7. Seek Alternatives

how to save money each yearLast, but not least, the best way I save money is by alternative shopping (another phrase I think I made up.) This means finding a cheaper alternative of what you generally buy or where you generally shop. For example, thrift stores such as Goodwill (if you have patience and know how to search well) have plenty of name-brand, gently worn clothing that some people donated simply because they couldn’t fit it or never wore and decided to give it away. Stores that are going out of business (ahem cough, Macy’s) are having tons of sales right now and plenty of items on clearance. Also, Target usually cuts their prices of clothing and store items as soon as the season changes.

You’d be surprised what you can find at a local thrift store, garage sale, or sales rack. And hey, don’t ignore all off-brand grocery items. Many major brands are literally the exact same thing (ingredients and all), as the store brand, but cost more just for the name.
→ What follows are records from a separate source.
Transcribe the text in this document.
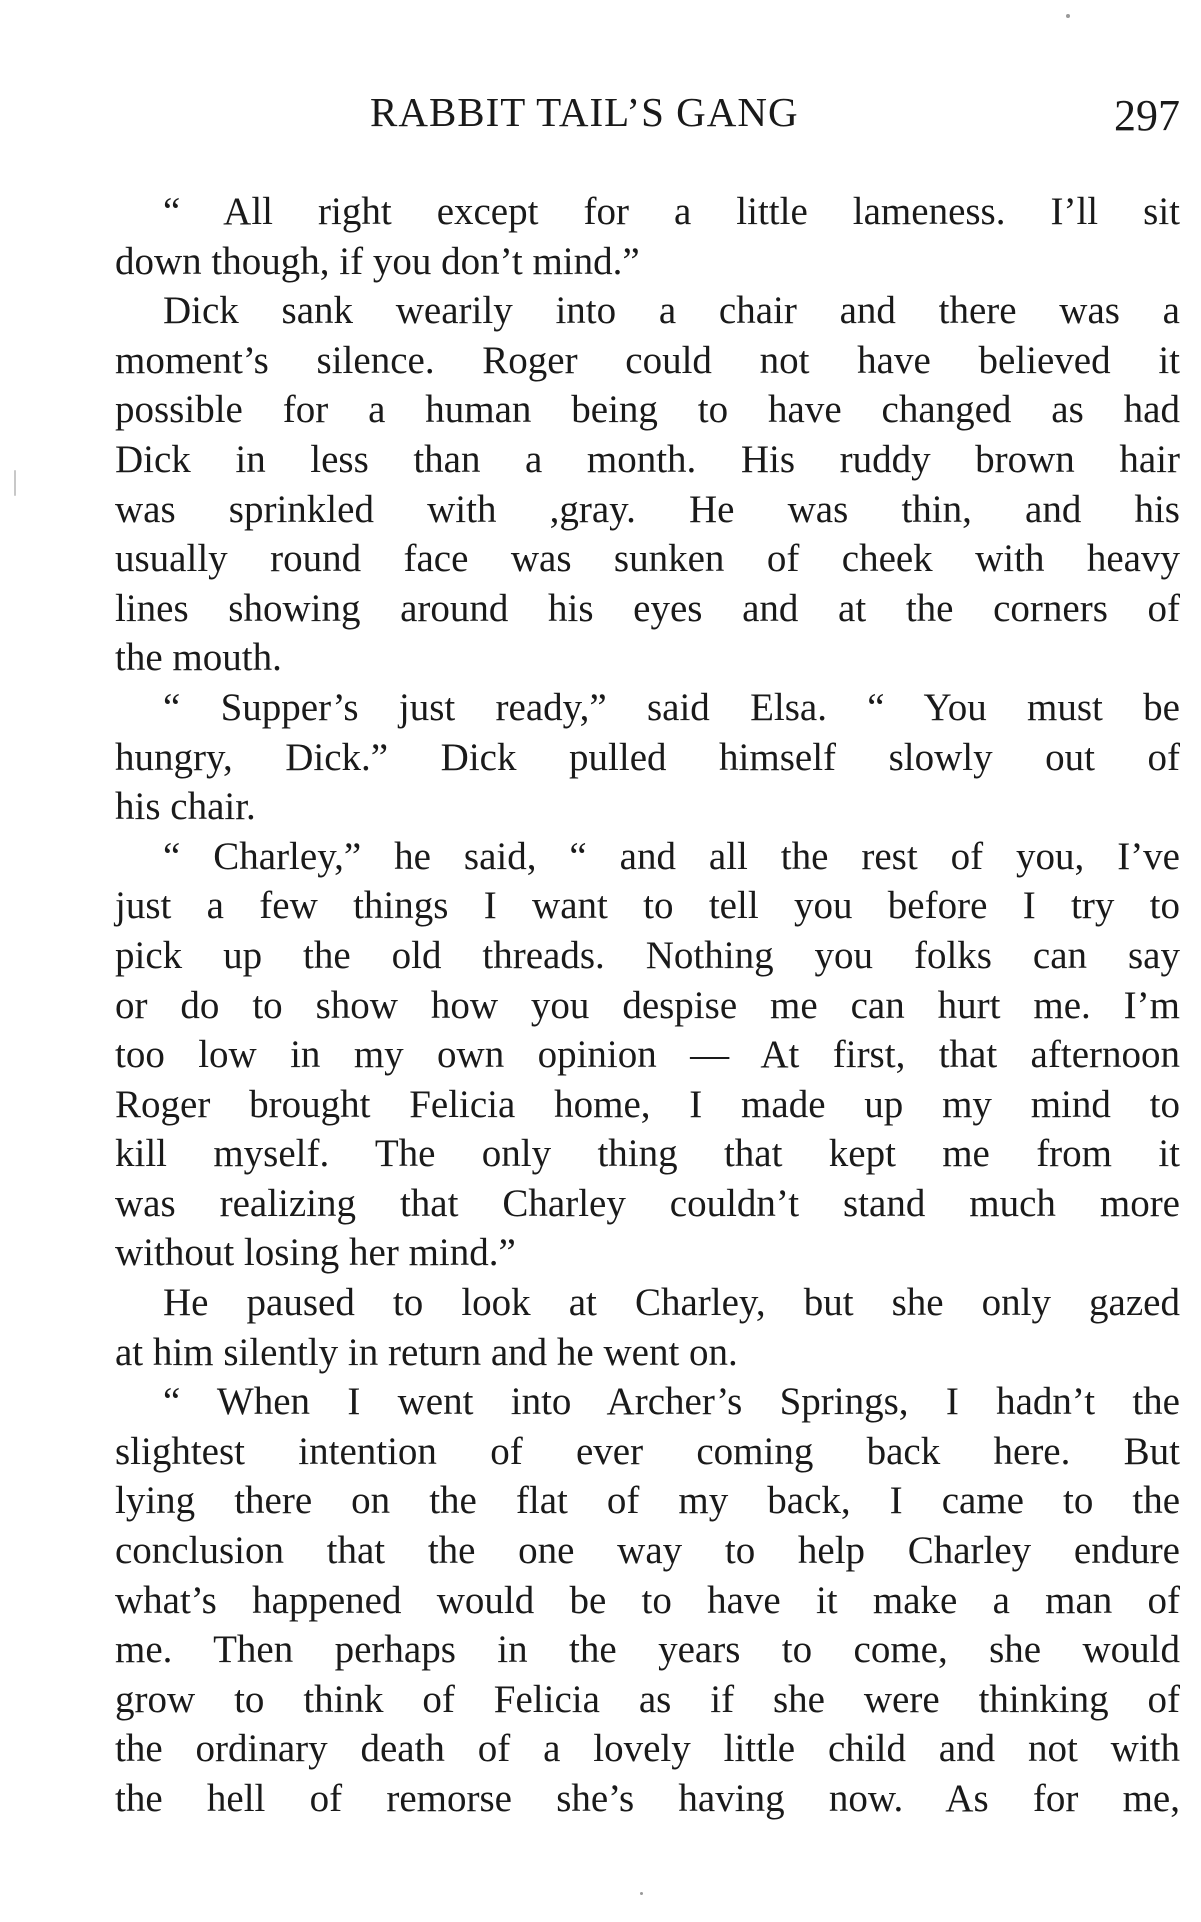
RABBIT TAIL’S GANG	297
“ All right except for a little lameness. I’ll sit
down though, if you don’t mind.”
Dick sank wearily into a chair and there was a
moment’s silence. Roger could not have believed it
possible for a human being to have changed as had
Dick in less than a month. His ruddy brown hair
was sprinkled with ,gray. He was thin, and his
usually round face was sunken of cheek with heavy
lines showing around his eyes and at the corners of
the mouth.
“ Supper’s just ready,” said Elsa. “ You must be
hungry, Dick.” Dick pulled himself slowly out of
his chair.
“ Charley,” he said, “ and all the rest of you, I’ve
just a few things I want to tell you before I try to
pick up the old threads. Nothing you folks can say
or do to show how you despise me can hurt me. I’m
too low in my own opinion — At first, that afternoon
Roger brought Felicia home, I made up my mind to
kill myself. The only thing that kept me from it
was realizing that Charley couldn’t stand much more
without losing her mind.”
He paused to look at Charley, but she only gazed
at him silently in return and he went on.
“ When I went into Archer’s Springs, I hadn’t the
slightest intention of ever coming back here. But
lying there on the flat of my back, I came to the
conclusion that the one way to help Charley endure
what’s happened would be to have it make a man of
me. Then perhaps in the years to come, she would
grow to think of Felicia as if she were thinking of
the ordinary death of a lovely little child and not with
the hell of remorse she’s having now. As for me,
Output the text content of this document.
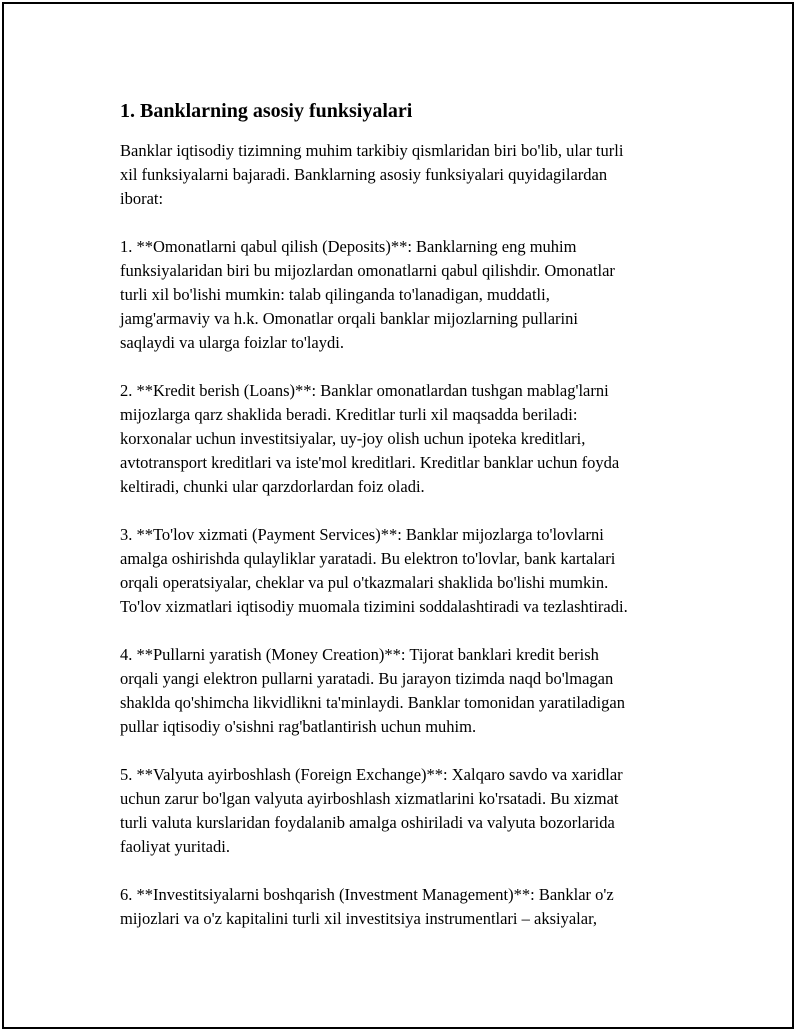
1. Banklarning asosiy funksiyalari

Banklar iqtisodiy tizimning muhim tarkibiy qismlaridan biri bo'lib, ular turli
xil funksiyalarni bajaradi. Banklarning asosiy funksiyalari quyidagilardan
iborat:

1. **Omonatlarni qabul qilish (Deposits)**: Banklarning eng muhim
funksiyalaridan biri bu mijozlardan omonatlarni qabul qilishdir. Omonatlar
turli xil bo'lishi mumkin: talab qilinganda to'lanadigan, muddatli,
jamg'armaviy va h.k. Omonatlar orqali banklar mijozlarning pullarini
saqlaydi va ularga foizlar to'laydi.

2. **Kredit berish (Loans)**: Banklar omonatlardan tushgan mablag'larni
mijozlarga qarz shaklida beradi. Kreditlar turli xil maqsadda beriladi:
korxonalar uchun investitsiyalar, uy-joy olish uchun ipoteka kreditlari,
avtotransport kreditlari va iste'mol kreditlari. Kreditlar banklar uchun foyda
keltiradi, chunki ular qarzdorlardan foiz oladi.

3. **To'lov xizmati (Payment Services)**: Banklar mijozlarga to'lovlarni
amalga oshirishda qulayliklar yaratadi. Bu elektron to'lovlar, bank kartalari
orqali operatsiyalar, cheklar va pul o'tkazmalari shaklida bo'lishi mumkin.
To'lov xizmatlari iqtisodiy muomala tizimini soddalashtiradi va tezlashtiradi.

4. **Pullarni yaratish (Money Creation)**: Tijorat banklari kredit berish
orqali yangi elektron pullarni yaratadi. Bu jarayon tizimda naqd bo'lmagan
shaklda qo'shimcha likvidlikni ta'minlaydi. Banklar tomonidan yaratiladigan
pullar iqtisodiy o'sishni rag'batlantirish uchun muhim.

5. **Valyuta ayirboshlash (Foreign Exchange)**: Xalqaro savdo va xaridlar
uchun zarur bo'lgan valyuta ayirboshlash xizmatlarini ko'rsatadi. Bu xizmat
turli valuta kurslaridan foydalanib amalga oshiriladi va valyuta bozorlarida
faoliyat yuritadi.

6. **Investitsiyalarni boshqarish (Investment Management)**: Banklar o'z
mijozlari va o'z kapitalini turli xil investitsiya instrumentlari – aksiyalar,
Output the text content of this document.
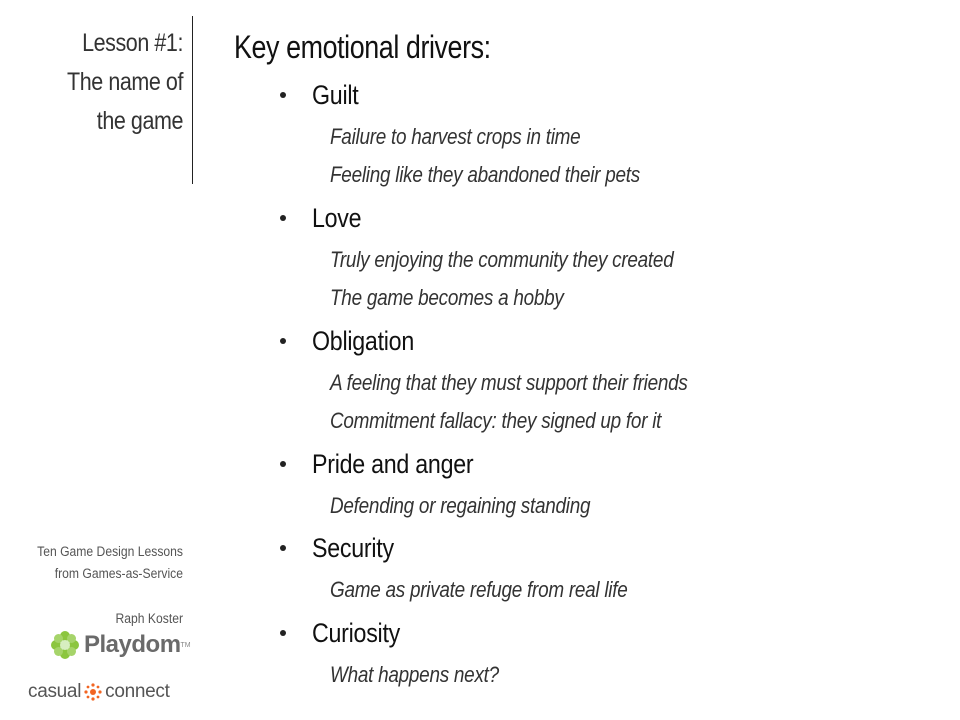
Lesson #1:
The name of
the game
Key emotional drivers:
Guilt
Failure to harvest crops in time
Feeling like they abandoned their pets
Love
Truly enjoying the community they created
The game becomes a hobby
Obligation
A feeling that they must support their friends
Commitment fallacy: they signed up for it
Pride and anger
Defending or regaining standing
Security
Game as private refuge from real life
Curiosity
What happens next?
Ten Game Design Lessons
from Games-as-Service
Raph Koster
Playdom TM
casual connect
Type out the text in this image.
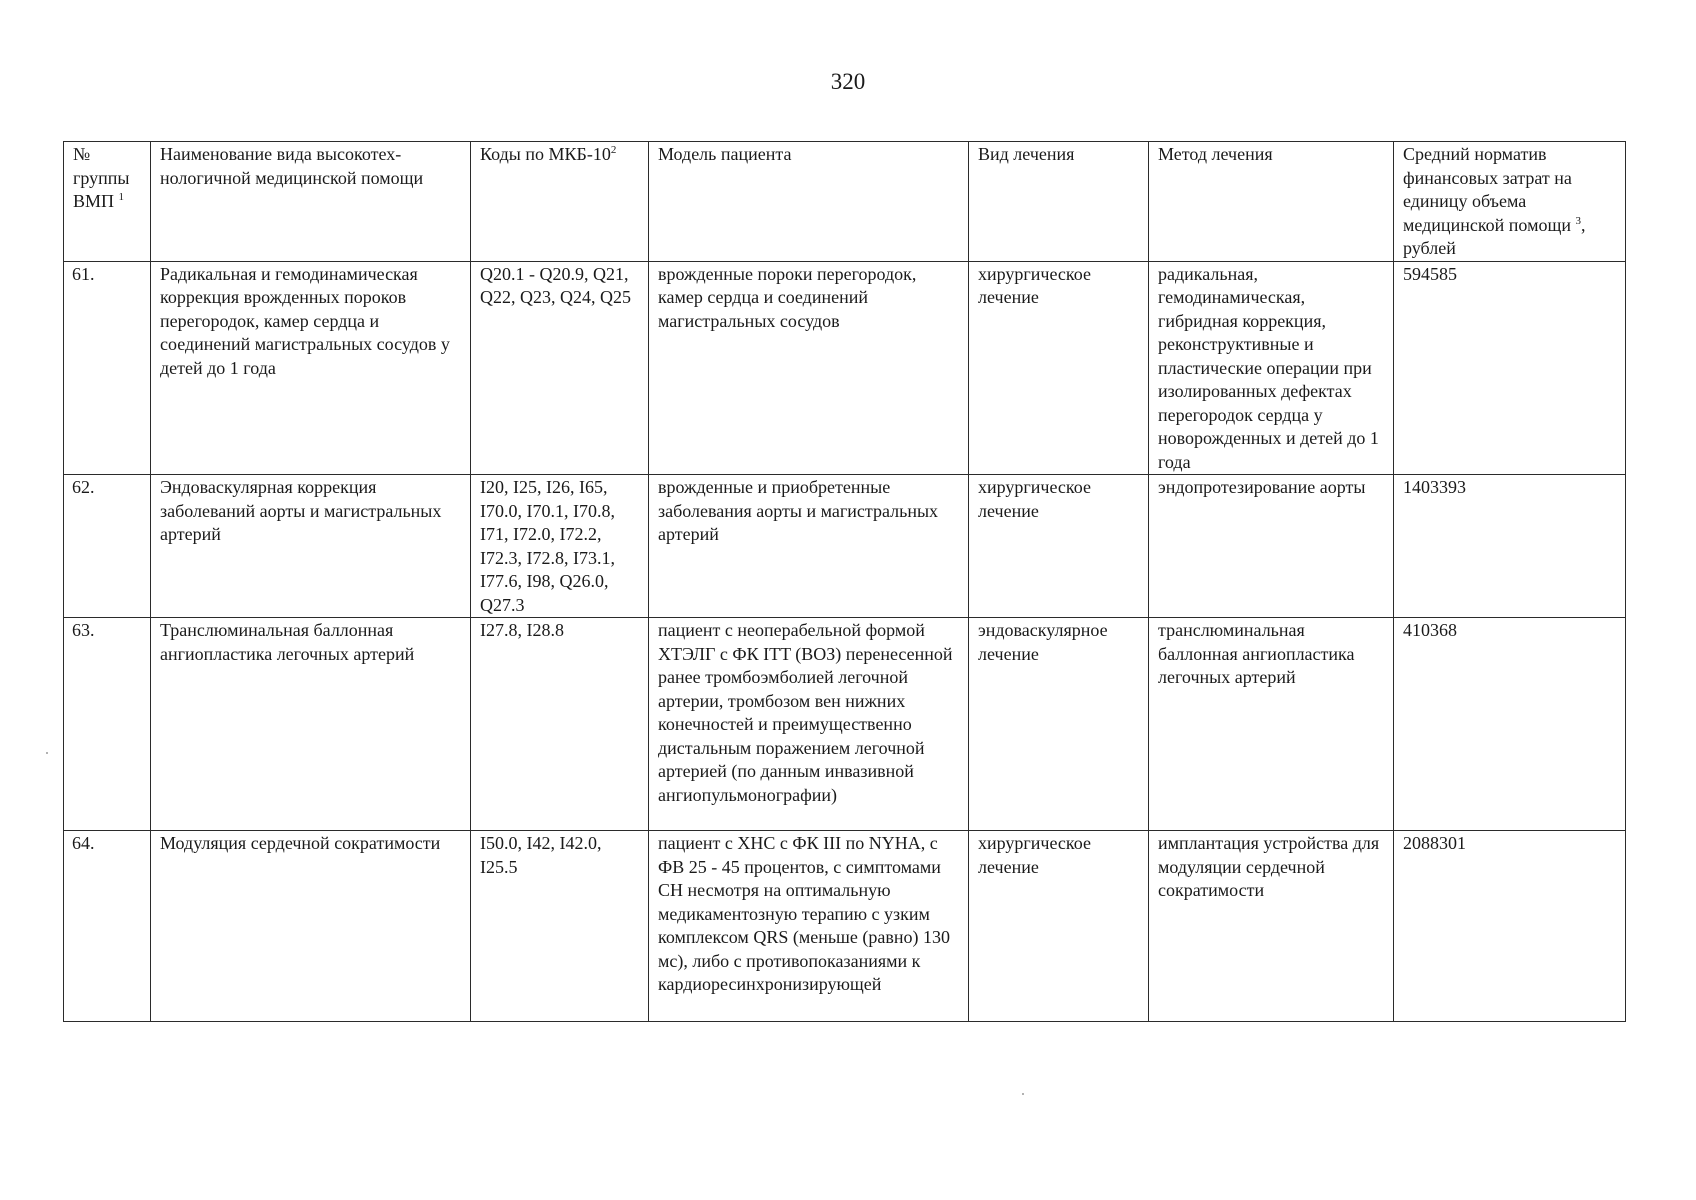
320
№ группы ВМП $^1$	Наименование вида высокотехнологичной медицинской помощи	Коды по МКБ-$10^2$	Модель пациента	Вид лечения	Метод лечения	Средний норматив финансовых затрат на единицу объема медицинской помощи $^3$, рублей
61.	Радикальная и гемодинамическая коррекция врожденных пороков перегородок, камер сердца и соединений магистральных сосудов у детей до 1 года	Q20.1 - Q20.9, Q21, Q22, Q23, Q24, Q25	врожденные пороки перегородок, камер сердца и соединений магистральных сосудов	хирургическое лечение	радикальная, гемодинамическая, гибридная коррекция, реконструктивные и пластические операции при изолированных дефектах перегородок сердца у новорожденных и детей до 1 года	594585
62.	Эндоваскулярная коррекция заболеваний аорты и магистральных артерий	I20, I25, I26, I65, I70.0, I70.1, I70.8, I71, I72.0, I72.2, I72.3, I72.8, I73.1, I77.6, I98, Q26.0, Q27.3	врожденные и приобретенные заболевания аорты и магистральных артерий	хирургическое лечение	эндопротезирование аорты	1403393
63.	Транслюминальная баллонная ангиопластика легочных артерий	I27.8, I28.8	пациент с неоперабельной формой ХТЭЛГ с ФК ITT (ВОЗ) перенесенной ранее тромбоэмболией легочной артерии, тромбозом вен нижних конечностей и преимущественно дистальным поражением легочной артерией (по данным инвазивной ангиопульмонографии)	эндоваскулярное лечение	транслюминальная баллонная ангиопластика легочных артерий	410368
64.	Модуляция сердечной сократимости	I50.0, I42, I42.0, I25.5	пациент с ХНС с ФК III по NYHA, с ФВ 25 - 45 процентов, с симптомами СН несмотря на оптимальную медикаментозную терапию с узким комплексом QRS (меньше (равно) 130 мс), либо с противопоказаниями к кардиоресинхронизирующей	хирургическое лечение	имплантация устройства для модуляции сердечной сократимости	2088301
Now, let’s do the math of everything I spoke about as an annual expense:

  • Dining out: $1,300- $2,340
  • Emotional Spending (estimate $100/month minimum): $1,200
  • Professional Services (for fixing, grooming, etc): $600-$1800
  • Extracurriculars at Average price (gym membership): $960
  • Owning Stuff you don’t need that can be sold (iPad): $600
  • Shopping name brands/expensive groceries each month: $300


TOTAL: $4,960-$7,200 spent annually that can be SAVED


As I mentioned earlier, change your mentality. You have to be serious, disciplined, and humble. I literally saved $6,000 last year when I took a leap of faith and worked full-time as a freelance writer (and I didn’t make much, the struggle was REAL, haha). My savings enabled me to pay rent each month without worry while pursuing my career.  

May this post be helpful and resourceful in your journey.